Selling directly on the secondary market requires investors to pay trading commissions, stamp duty, and exchange fees. These charges will be deducted from the final transaction amount. Waiting for privatization deregistration, investors generally do not need to pay trading stamp duty and commissions for selling stocks (depending on the specific broker policy), allowing them to fully receive the consideration of HKD 155 per share.
Since the direct deregistration process is automatically conducted through the Central Clearing and Settlement System (CCASS), the cash consideration (HKD 155 per share, adjusted for any dividend deductions) is deposited directly into shareholders' securities accounts by the offeror without requiring shareholders to actively sell or trade through brokers. Therefore, no market transaction-related fees (such as commissions, stamp duty, trading levies, system fees, etc.) are incurred; these fees apply only to normal trading on the Stock Exchange.
Thus, for investors with larger capital amounts who are sensitive to transaction costs, waiting for HSBC Holdings to pay out in cash is often the more cost-effective choice.


Hang Seng Index Constituent Adjustments and Market Impact.
HSBC Holdings is not only a publicly traded company but also one of the founding constituents and the namesake of the Hang Seng Index (HSI). The impact of this delisting on the index system is evident, but such effects primarily relate to changes in constituent composition rather than the index's operational mechanism itself.
After Hang Seng Bank's delisting, Hang Seng Index Company will adjust its constituent stocks by removing Hang Seng Bank,but this adjustment does not include an immediate replacement stock, and the number of Hang Seng Index constituents will temporarily decrease.This process will trigger passive funds to rebalance their portfolios.

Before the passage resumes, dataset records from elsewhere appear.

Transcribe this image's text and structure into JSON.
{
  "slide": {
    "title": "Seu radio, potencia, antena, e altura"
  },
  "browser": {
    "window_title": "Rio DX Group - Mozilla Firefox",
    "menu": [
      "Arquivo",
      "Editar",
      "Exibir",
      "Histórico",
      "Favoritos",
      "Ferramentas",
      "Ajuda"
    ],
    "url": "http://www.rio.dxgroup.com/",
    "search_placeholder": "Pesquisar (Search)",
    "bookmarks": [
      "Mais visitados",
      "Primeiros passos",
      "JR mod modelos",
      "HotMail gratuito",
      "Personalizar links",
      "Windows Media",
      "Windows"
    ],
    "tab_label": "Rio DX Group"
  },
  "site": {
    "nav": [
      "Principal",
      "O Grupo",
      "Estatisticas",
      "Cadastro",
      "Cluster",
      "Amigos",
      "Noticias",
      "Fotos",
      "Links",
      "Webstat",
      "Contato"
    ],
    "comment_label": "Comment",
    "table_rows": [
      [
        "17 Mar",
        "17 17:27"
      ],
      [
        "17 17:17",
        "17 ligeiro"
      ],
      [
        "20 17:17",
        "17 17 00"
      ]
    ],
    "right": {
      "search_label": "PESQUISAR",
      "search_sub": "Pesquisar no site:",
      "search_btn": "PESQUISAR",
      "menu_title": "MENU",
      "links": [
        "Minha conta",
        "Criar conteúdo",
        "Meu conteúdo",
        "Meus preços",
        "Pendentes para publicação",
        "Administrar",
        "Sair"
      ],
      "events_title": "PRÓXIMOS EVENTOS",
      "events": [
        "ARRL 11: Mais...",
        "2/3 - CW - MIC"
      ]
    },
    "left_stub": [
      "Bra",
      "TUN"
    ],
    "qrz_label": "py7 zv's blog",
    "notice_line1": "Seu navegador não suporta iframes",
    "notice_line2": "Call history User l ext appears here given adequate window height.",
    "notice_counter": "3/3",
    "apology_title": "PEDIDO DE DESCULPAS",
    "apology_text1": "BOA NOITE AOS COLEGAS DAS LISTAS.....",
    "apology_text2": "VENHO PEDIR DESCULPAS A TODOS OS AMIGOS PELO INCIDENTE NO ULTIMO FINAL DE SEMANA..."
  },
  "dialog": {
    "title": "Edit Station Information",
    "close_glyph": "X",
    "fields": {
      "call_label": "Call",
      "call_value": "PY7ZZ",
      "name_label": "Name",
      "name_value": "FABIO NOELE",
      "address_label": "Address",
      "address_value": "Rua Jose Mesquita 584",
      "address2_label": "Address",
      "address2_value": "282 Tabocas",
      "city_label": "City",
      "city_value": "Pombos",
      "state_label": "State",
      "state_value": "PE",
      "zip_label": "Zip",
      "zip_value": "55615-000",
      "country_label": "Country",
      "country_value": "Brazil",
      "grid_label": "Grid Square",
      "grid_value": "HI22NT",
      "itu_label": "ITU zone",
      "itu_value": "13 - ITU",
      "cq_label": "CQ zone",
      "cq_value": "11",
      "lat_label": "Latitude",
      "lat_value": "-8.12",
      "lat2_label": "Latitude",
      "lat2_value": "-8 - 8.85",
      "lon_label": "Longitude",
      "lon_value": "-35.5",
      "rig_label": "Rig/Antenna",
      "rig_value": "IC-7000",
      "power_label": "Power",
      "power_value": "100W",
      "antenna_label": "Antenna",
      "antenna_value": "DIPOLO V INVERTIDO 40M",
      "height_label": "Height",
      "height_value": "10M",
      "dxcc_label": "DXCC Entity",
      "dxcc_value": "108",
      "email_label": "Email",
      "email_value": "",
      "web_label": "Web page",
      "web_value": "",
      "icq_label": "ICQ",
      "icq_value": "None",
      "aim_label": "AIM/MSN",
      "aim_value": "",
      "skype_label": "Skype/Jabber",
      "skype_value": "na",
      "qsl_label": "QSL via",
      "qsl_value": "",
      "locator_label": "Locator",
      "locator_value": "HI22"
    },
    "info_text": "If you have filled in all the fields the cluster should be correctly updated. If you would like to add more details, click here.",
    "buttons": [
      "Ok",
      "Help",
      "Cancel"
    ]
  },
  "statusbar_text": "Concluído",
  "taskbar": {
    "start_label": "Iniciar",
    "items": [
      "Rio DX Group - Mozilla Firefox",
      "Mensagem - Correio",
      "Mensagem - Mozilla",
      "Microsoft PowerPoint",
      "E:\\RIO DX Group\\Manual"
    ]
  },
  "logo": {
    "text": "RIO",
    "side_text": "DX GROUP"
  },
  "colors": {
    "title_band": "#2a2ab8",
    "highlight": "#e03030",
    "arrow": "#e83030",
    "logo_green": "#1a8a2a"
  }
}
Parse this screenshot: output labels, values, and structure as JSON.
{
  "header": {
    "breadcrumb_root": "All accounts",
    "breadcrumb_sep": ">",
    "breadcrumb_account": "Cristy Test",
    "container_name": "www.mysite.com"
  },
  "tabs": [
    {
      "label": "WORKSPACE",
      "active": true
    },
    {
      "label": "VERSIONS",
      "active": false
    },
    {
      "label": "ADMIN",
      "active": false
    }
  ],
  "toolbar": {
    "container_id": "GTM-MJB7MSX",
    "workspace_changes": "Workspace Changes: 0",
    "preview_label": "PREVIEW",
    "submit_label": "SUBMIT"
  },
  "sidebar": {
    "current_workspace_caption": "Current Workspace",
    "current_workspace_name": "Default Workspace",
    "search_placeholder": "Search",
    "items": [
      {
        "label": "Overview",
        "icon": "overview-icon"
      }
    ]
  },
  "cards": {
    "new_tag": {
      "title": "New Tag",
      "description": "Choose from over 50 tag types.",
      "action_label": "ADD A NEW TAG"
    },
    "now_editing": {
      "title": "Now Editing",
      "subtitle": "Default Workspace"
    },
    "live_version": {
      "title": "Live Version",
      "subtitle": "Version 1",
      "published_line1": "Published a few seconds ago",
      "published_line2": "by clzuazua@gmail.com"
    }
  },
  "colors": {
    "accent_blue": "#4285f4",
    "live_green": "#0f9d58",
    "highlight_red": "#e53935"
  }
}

However, it is important to note that after Hang Seng Bank completes its privatization and deregistration through a scheme of arrangement, large institutions and passive funds typically passively wait to receive cash consideration rather than actively selling on the last trading day, in order to reduce unnecessary transaction costs and tracking errors. (For example, the privatization of blue-chip Li & Fung in 2020)
ETFs and index funds tracking the Hang Seng Index will use the cash received to adjust the weightings of the remaining constituent stocks to ensure fund performance closely tracks the index.
For Hang Seng Index Company, the delisting of Hang Seng Bank will not affect its independent operation.Although Hang Seng Index Company contains 'Hang Seng' in its name, as a professional index provider, it has an independent operational system and product release plan. The privatization of Hang Seng Bank is merely a capital operation at the parent company level, which will not interfere with the index company’s ability to continue releasing new products or maintaining the fairness and authority of the existing index system.
As January 27 approaches, Hang Seng Bank, code '11', will soon become a historical symbol. Whether investors choose to exit at the last moment or quietly wait for the cash to be credited to their accounts, they will personally witness this landmark event in the Hong Kong stock market. For long-term holders, this may be a dignified farewell, with the price of HKD 155 providing a definitive end to this long journey.